Justin, a longtime friend of Bozlinski, came to the group with martial arts and weapon training — some self-taught, some through family as well as “from the streets.” Justin said he has been assuming a leadership role, helping the younger members with martial arts. “I’m really good with submissions,” he said. “When Melissa and I play with each other here, it’s a different experience… This is like an expensive studio where you could pay up to $100 for classes. Here, you’re doing it for free.”

After exercises, the group usually sits together for “circle time” during which they plan group initiatives, talk about their problems and get stuff off their chest. Several participants cited this time as a highlight of the meetings.

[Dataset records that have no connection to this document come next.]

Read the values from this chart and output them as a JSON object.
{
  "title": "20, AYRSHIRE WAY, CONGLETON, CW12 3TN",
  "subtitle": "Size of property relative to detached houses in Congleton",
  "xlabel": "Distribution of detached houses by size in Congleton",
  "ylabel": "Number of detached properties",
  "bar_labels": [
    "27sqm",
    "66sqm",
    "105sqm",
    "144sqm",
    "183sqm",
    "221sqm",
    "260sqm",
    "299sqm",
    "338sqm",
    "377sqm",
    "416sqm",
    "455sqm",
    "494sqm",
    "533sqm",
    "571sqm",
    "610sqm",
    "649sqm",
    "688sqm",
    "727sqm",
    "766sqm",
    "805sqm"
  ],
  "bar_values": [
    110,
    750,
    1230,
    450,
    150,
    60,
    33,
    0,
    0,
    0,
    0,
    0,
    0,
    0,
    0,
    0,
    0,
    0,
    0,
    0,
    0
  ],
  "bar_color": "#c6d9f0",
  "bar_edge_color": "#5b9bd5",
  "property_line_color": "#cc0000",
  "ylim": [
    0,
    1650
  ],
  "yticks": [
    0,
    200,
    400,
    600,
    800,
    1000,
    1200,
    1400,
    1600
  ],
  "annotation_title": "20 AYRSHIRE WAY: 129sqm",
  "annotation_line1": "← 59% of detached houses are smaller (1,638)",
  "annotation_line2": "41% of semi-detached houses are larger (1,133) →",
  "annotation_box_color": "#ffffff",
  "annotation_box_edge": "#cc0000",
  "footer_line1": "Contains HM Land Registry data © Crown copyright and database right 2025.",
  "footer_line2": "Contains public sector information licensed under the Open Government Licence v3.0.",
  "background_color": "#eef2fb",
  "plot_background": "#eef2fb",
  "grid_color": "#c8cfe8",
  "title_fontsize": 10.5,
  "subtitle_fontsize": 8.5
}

Jess Harrell, 19, of Saugerties, said she is normally a very shy person but has been able to emerge from her shell thanks to the Suburban Knight infrastructure. “You can be comfortable here,” she said of the circle time. “We are not just thrown together. We want to be here.”

Heather Decker, 23, is a stay-at-home single mother of a two-year-old son. She described herself as “mentally and emotionally handicapped” and admitted she faces difficulties most others don’t. “I have always had a fighting spirit,” she said. “You can get a lot of energy out here. I am the rough and tumble type.” Decker said the group helps her connect with people while offering stress relief. She likes to hone her skills with the escrima stick, a Filipino martial arts weapon.

Jacob Waldron, 17, of Saugerties said chivalry appeals to him. In keeping with the code’s call for public service, the group does volunteer work. He mentioned the group’s work at Queens Galley soup kitchen in Kingston. “It was the nicest thing I have ever done,” said Waldron. He said he doesn’t mind if people think it’s odd he spends his time with this unorthodox group. “Great is the human who has not lost his childhood heart,” he quoted.

“I’m weird,” smiled the group’s goofball, Saxon Searl, 17. “I talk in accents. I do strange things. This is a place I can play and not be judged. I relate to everyone in here.”

There is one comment

  1. Kurt

    A correction to your article would be appreciated. The Society for Creative Anachronism is not a role playing organization. It is a living history group where members are encouraged to re-create a particular location and time in history. That includes adopting a persona, in addition to practicing the arts, combat, or any or any other aspect of that period. It is not to be confused with a standard LARP (Live Action Role Playing) group.